ENEOSは,独自に開発した低コスト型有機ハイドライド電解合成法(Direct MCH®)を活用して,水素キャリアの一種であるメチルシクロヘキサン(MCH)を製造する実証プラントを豪州クイーンズランド州ブリスベンに建設,2023年2月から運転を開始した。

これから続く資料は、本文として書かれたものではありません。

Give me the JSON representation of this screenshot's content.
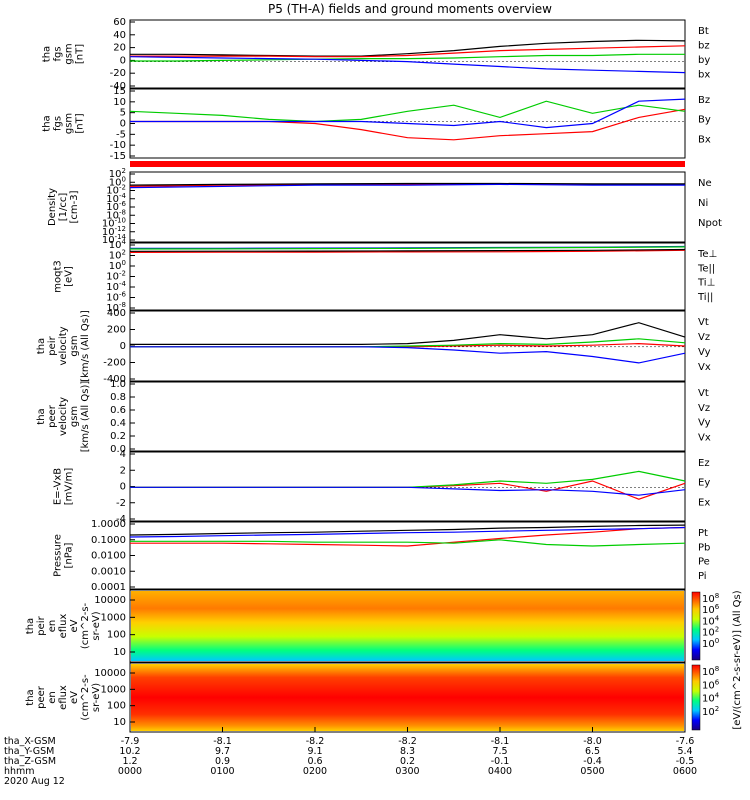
{
  "title": "P5 (TH-A) fields and ground moments overview",
  "date_label": "2020 Aug 12",
  "colorbar_label": "[eV/(cm^2-s-sr-eV)] (All Qs)",
  "colors": {
    "black": "#000000",
    "red": "#ff0000",
    "green": "#00cc00",
    "blue": "#0000ff"
  },
  "chart_data": [
    {
      "type": "line",
      "id": "fgs",
      "ylabel": [
        "tha",
        "fgs",
        "gsm",
        "[nT]"
      ],
      "yticks": [
        "60",
        "40",
        "20",
        "0",
        "-20",
        "-40"
      ],
      "ylim": [
        -40,
        65
      ],
      "series": [
        {
          "name": "Bt",
          "color": "#000000",
          "x": [
            0,
            0.5,
            1,
            1.5,
            2,
            2.5,
            3,
            3.5,
            4,
            4.5,
            5,
            5.5,
            6
          ],
          "values": [
            12,
            12,
            11,
            10,
            9,
            9,
            13,
            18,
            25,
            30,
            33,
            35,
            34
          ]
        },
        {
          "name": "bz",
          "color": "#ff0000",
          "x": [
            0,
            0.5,
            1,
            1.5,
            2,
            2.5,
            3,
            3.5,
            4,
            4.5,
            5,
            5.5,
            6
          ],
          "values": [
            9,
            9,
            9,
            9,
            8,
            8,
            10,
            14,
            18,
            20,
            22,
            24,
            26
          ]
        },
        {
          "name": "by",
          "color": "#00cc00",
          "x": [
            0,
            0.5,
            1,
            1.5,
            2,
            2.5,
            3,
            3.5,
            4,
            4.5,
            5,
            5.5,
            6
          ],
          "values": [
            1,
            1,
            2,
            3,
            4,
            5,
            5,
            6,
            8,
            10,
            10,
            12,
            12
          ]
        },
        {
          "name": "bx",
          "color": "#0000ff",
          "x": [
            0,
            0.5,
            1,
            1.5,
            2,
            2.5,
            3,
            3.5,
            4,
            4.5,
            5,
            5.5,
            6
          ],
          "values": [
            8,
            7,
            6,
            5,
            4,
            2,
            0,
            -4,
            -8,
            -12,
            -14,
            -16,
            -18
          ]
        }
      ]
    },
    {
      "type": "line",
      "id": "fgs2",
      "ylabel": [
        "tha",
        "fgs",
        "gsm",
        "[nT]"
      ],
      "yticks": [
        "15",
        "10",
        "5",
        "0",
        "-5",
        "-10",
        "-15"
      ],
      "ylim": [
        -17,
        15
      ],
      "series": [
        {
          "name": "Bz",
          "color": "#ff0000",
          "x": [
            0,
            0.5,
            1,
            1.5,
            2,
            2.5,
            3,
            3.5,
            4,
            4.5,
            5,
            5.5,
            6
          ],
          "values": [
            0,
            0,
            0,
            0,
            -1,
            -4,
            -8,
            -9,
            -7,
            -6,
            -5,
            2,
            6
          ]
        },
        {
          "name": "By",
          "color": "#00cc00",
          "x": [
            0,
            0.5,
            1,
            1.5,
            2,
            2.5,
            3,
            3.5,
            4,
            4.5,
            5,
            5.5,
            6
          ],
          "values": [
            5,
            4,
            3,
            1,
            0,
            1,
            5,
            8,
            2,
            10,
            4,
            8,
            5
          ]
        },
        {
          "name": "Bx",
          "color": "#0000ff",
          "x": [
            0,
            0.5,
            1,
            1.5,
            2,
            2.5,
            3,
            3.5,
            4,
            4.5,
            5,
            5.5,
            6
          ],
          "values": [
            0,
            0,
            0,
            0,
            0,
            0,
            -1,
            -2,
            0,
            -3,
            -1,
            10,
            11
          ]
        }
      ]
    },
    {
      "type": "line",
      "id": "density",
      "log": true,
      "ylabel": [
        "Density",
        "[1/cc]",
        "[cm-3]"
      ],
      "yticks": [
        "10^2",
        "10^0",
        "10^-2",
        "10^-4",
        "10^-6",
        "10^-8",
        "10^-10",
        "10^-12",
        "10^-14"
      ],
      "ylim": [
        -14,
        2
      ],
      "series": [
        {
          "name": "Ne",
          "color": "#ff0000",
          "x": [
            0,
            1,
            2,
            3,
            4,
            5,
            6
          ],
          "values": [
            0.1,
            0.2,
            0.3,
            0.3,
            0.4,
            0.3,
            0.3
          ]
        },
        {
          "name": "Ni",
          "color": "#000000",
          "x": [
            0,
            1,
            2,
            3,
            4,
            5,
            6
          ],
          "values": [
            0.2,
            0.3,
            0.4,
            0.5,
            0.5,
            0.4,
            0.4
          ]
        },
        {
          "name": "Npot",
          "color": "#0000ff",
          "x": [
            0,
            1,
            2,
            3,
            4,
            5,
            6
          ],
          "values": [
            0.05,
            0.1,
            0.2,
            0.2,
            0.3,
            0.2,
            0.2
          ]
        }
      ]
    },
    {
      "type": "line",
      "id": "temp",
      "log": true,
      "ylabel": [
        "moqt3",
        "[eV]"
      ],
      "yticks": [
        "10^4",
        "10^2",
        "10^0",
        "10^-2",
        "10^-4",
        "10^-6",
        "10^-8"
      ],
      "ylim": [
        -9,
        4
      ],
      "series": [
        {
          "name": "Te⊥",
          "color": "#ff0000",
          "x": [
            0,
            1,
            2,
            3,
            4,
            5,
            6
          ],
          "values": [
            300,
            320,
            350,
            380,
            400,
            500,
            800
          ]
        },
        {
          "name": "Te||",
          "color": "#000000",
          "x": [
            0,
            1,
            2,
            3,
            4,
            5,
            6
          ],
          "values": [
            500,
            520,
            550,
            600,
            700,
            800,
            1200
          ]
        },
        {
          "name": "Ti⊥",
          "color": "#0000ff",
          "x": [
            0,
            1,
            2,
            3,
            4,
            5,
            6
          ],
          "values": [
            2000,
            2100,
            2300,
            2500,
            3000,
            3500,
            5000
          ]
        },
        {
          "name": "Ti||",
          "color": "#00cc00",
          "x": [
            0,
            1,
            2,
            3,
            4,
            5,
            6
          ],
          "values": [
            1500,
            1600,
            1800,
            2000,
            2500,
            3000,
            4000
          ]
        }
      ]
    },
    {
      "type": "line",
      "id": "velocity_peir",
      "ylabel": [
        "tha",
        "peir",
        "velocity",
        "gsm",
        "[km/s (All Qs)]"
      ],
      "yticks": [
        "400",
        "200",
        "0",
        "-200",
        "-400"
      ],
      "ylim": [
        -400,
        420
      ],
      "series": [
        {
          "name": "Vt",
          "color": "#000000",
          "x": [
            0,
            0.5,
            1,
            1.5,
            2,
            2.5,
            3,
            3.5,
            4,
            4.5,
            5,
            5.5,
            6
          ],
          "values": [
            30,
            30,
            30,
            30,
            30,
            30,
            40,
            80,
            150,
            100,
            150,
            300,
            120
          ]
        },
        {
          "name": "Vz",
          "color": "#ff0000",
          "x": [
            0,
            0.5,
            1,
            1.5,
            2,
            2.5,
            3,
            3.5,
            4,
            4.5,
            5,
            5.5,
            6
          ],
          "values": [
            0,
            0,
            0,
            0,
            0,
            0,
            0,
            10,
            20,
            10,
            20,
            40,
            10
          ]
        },
        {
          "name": "Vy",
          "color": "#00cc00",
          "x": [
            0,
            0.5,
            1,
            1.5,
            2,
            2.5,
            3,
            3.5,
            4,
            4.5,
            5,
            5.5,
            6
          ],
          "values": [
            0,
            0,
            0,
            0,
            0,
            0,
            10,
            20,
            40,
            30,
            60,
            100,
            50
          ]
        },
        {
          "name": "Vx",
          "color": "#0000ff",
          "x": [
            0,
            0.5,
            1,
            1.5,
            2,
            2.5,
            3,
            3.5,
            4,
            4.5,
            5,
            5.5,
            6
          ],
          "values": [
            0,
            0,
            0,
            0,
            0,
            0,
            -10,
            -40,
            -80,
            -60,
            -120,
            -200,
            -80
          ]
        }
      ]
    },
    {
      "type": "line",
      "id": "velocity_peer",
      "ylabel": [
        "tha",
        "peer",
        "velocity",
        "gsm",
        "[km/s (All Qs)]"
      ],
      "yticks": [
        "1.0",
        "0.8",
        "0.6",
        "0.4",
        "0.2",
        "0.0"
      ],
      "ylim": [
        0,
        1
      ],
      "series": [
        {
          "name": "Vt",
          "color": "#000000",
          "x": [],
          "values": []
        },
        {
          "name": "Vz",
          "color": "#ff0000",
          "x": [],
          "values": []
        },
        {
          "name": "Vy",
          "color": "#00cc00",
          "x": [],
          "values": []
        },
        {
          "name": "Vx",
          "color": "#0000ff",
          "x": [],
          "values": []
        }
      ]
    },
    {
      "type": "line",
      "id": "efield",
      "ylabel": [
        "E=-VxB",
        "[mV/m]"
      ],
      "yticks": [
        "4",
        "2",
        "0",
        "-2",
        "-4"
      ],
      "ylim": [
        -4,
        4.2
      ],
      "series": [
        {
          "name": "Ez",
          "color": "#ff0000",
          "x": [
            0,
            0.5,
            1,
            1.5,
            2,
            2.5,
            3,
            3.5,
            4,
            4.5,
            5,
            5.5,
            6
          ],
          "values": [
            0,
            0,
            0,
            0,
            0,
            0,
            0,
            0.2,
            0.5,
            -0.5,
            0.8,
            -1.5,
            0.5
          ]
        },
        {
          "name": "Ey",
          "color": "#00cc00",
          "x": [
            0,
            0.5,
            1,
            1.5,
            2,
            2.5,
            3,
            3.5,
            4,
            4.5,
            5,
            5.5,
            6
          ],
          "values": [
            0,
            0,
            0,
            0,
            0,
            0,
            0,
            0.3,
            0.8,
            0.5,
            1,
            2,
            0.8
          ]
        },
        {
          "name": "Ex",
          "color": "#0000ff",
          "x": [
            0,
            0.5,
            1,
            1.5,
            2,
            2.5,
            3,
            3.5,
            4,
            4.5,
            5,
            5.5,
            6
          ],
          "values": [
            0,
            0,
            0,
            0,
            0,
            0,
            0,
            -0.2,
            -0.4,
            -0.3,
            -0.5,
            -1,
            -0.3
          ]
        }
      ]
    },
    {
      "type": "line",
      "id": "pressure",
      "log": true,
      "ylabel": [
        "Pressure",
        "[nPa]"
      ],
      "yticks": [
        "1.0000",
        "0.1000",
        "0.0100",
        "0.0010",
        "0.0001"
      ],
      "ylim": [
        -4,
        0
      ],
      "series": [
        {
          "name": "Pt",
          "color": "#000000",
          "x": [
            0,
            0.5,
            1,
            1.5,
            2,
            2.5,
            3,
            3.5,
            4,
            4.5,
            5,
            5.5,
            6
          ],
          "values": [
            0.2,
            0.22,
            0.25,
            0.28,
            0.3,
            0.35,
            0.4,
            0.45,
            0.55,
            0.6,
            0.7,
            0.8,
            0.85
          ]
        },
        {
          "name": "Pb",
          "color": "#ff0000",
          "x": [
            0,
            0.5,
            1,
            1.5,
            2,
            2.5,
            3,
            3.5,
            4,
            4.5,
            5,
            5.5,
            6
          ],
          "values": [
            0.06,
            0.06,
            0.06,
            0.055,
            0.05,
            0.045,
            0.04,
            0.07,
            0.12,
            0.2,
            0.3,
            0.5,
            0.6
          ]
        },
        {
          "name": "Pe",
          "color": "#00cc00",
          "x": [
            0,
            0.5,
            1,
            1.5,
            2,
            2.5,
            3,
            3.5,
            4,
            4.5,
            5,
            5.5,
            6
          ],
          "values": [
            0.08,
            0.08,
            0.08,
            0.08,
            0.07,
            0.07,
            0.07,
            0.06,
            0.1,
            0.05,
            0.04,
            0.05,
            0.06
          ]
        },
        {
          "name": "Pi",
          "color": "#0000ff",
          "x": [
            0,
            0.5,
            1,
            1.5,
            2,
            2.5,
            3,
            3.5,
            4,
            4.5,
            5,
            5.5,
            6
          ],
          "values": [
            0.15,
            0.16,
            0.18,
            0.2,
            0.22,
            0.25,
            0.28,
            0.3,
            0.35,
            0.4,
            0.45,
            0.5,
            0.6
          ]
        }
      ]
    },
    {
      "type": "heatmap",
      "id": "peir_eflux",
      "ylabel": [
        "tha",
        "peir",
        "en",
        "eflux",
        "eV",
        "(cm^2-s-",
        "sr-eV)"
      ],
      "yticks": [
        "10000",
        "1000",
        "100",
        "10"
      ],
      "colorbar_ticks": [
        "10^8",
        "10^6",
        "10^4",
        "10^2",
        "10^0"
      ]
    },
    {
      "type": "heatmap",
      "id": "peer_eflux",
      "ylabel": [
        "tha",
        "peer",
        "en",
        "eflux",
        "eV",
        "(cm^2-s-",
        "sr-eV)"
      ],
      "yticks": [
        "10000",
        "1000",
        "100",
        "10"
      ],
      "colorbar_ticks": [
        "10^8",
        "10^6",
        "10^4",
        "10^2"
      ]
    }
  ],
  "xaxis": {
    "rows": [
      {
        "label": "tha_X-GSM",
        "values": [
          "-7.9",
          "-8.1",
          "-8.2",
          "-8.2",
          "-8.1",
          "-8.0",
          "-7.6"
        ]
      },
      {
        "label": "tha_Y-GSM",
        "values": [
          "10.2",
          "9.7",
          "9.1",
          "8.3",
          "7.5",
          "6.5",
          "5.4"
        ]
      },
      {
        "label": "tha_Z-GSM",
        "values": [
          "1.2",
          "0.9",
          "0.6",
          "0.2",
          "-0.1",
          "-0.4",
          "-0.5"
        ]
      },
      {
        "label": "hhmm",
        "values": [
          "0000",
          "0100",
          "0200",
          "0300",
          "0400",
          "0500",
          "0600"
        ]
      }
    ]
  }
}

実証プラントでは,太陽光発電に適した豪州クイーンズランド州において,中型電解槽と250kWの太陽光発電設備を組み合わせてグリーンMCHを製造する。2023年2月から9月までの約8ヵ月間の実証期間中に,製造効率最大化を目的として,亜熱帯環境下における電解槽の耐久性確認や太陽光の発電量変動に合わせてプラントの運転を調整した際の電解槽の最適な運転・制御技術の開発を行う。また,実証期間中に燃料電池自動車(FCV)400~600台分の水素約2~3t相当のMCHを製造して日本に輸送し,同社中央技術研究所の敷地内にて,MCHから水素を取り出す予定となっている。

今回,技術開発に成功した150kW級の中型電解槽(2021年の実証で用いた電解槽の約200倍)は面積3m²の電極を積層したもので,工業的に使用されるサイズで最大に近い電極におけるMCH製造の効率化を実現した。同社は,実証によって得られた知見を活用し,2025年度をめどに商用化の際に使用する5MW級の大型電解槽(同実証プラントで使用する中型電解槽の30倍以上)の開発を目指すとしている。(’23 3/8)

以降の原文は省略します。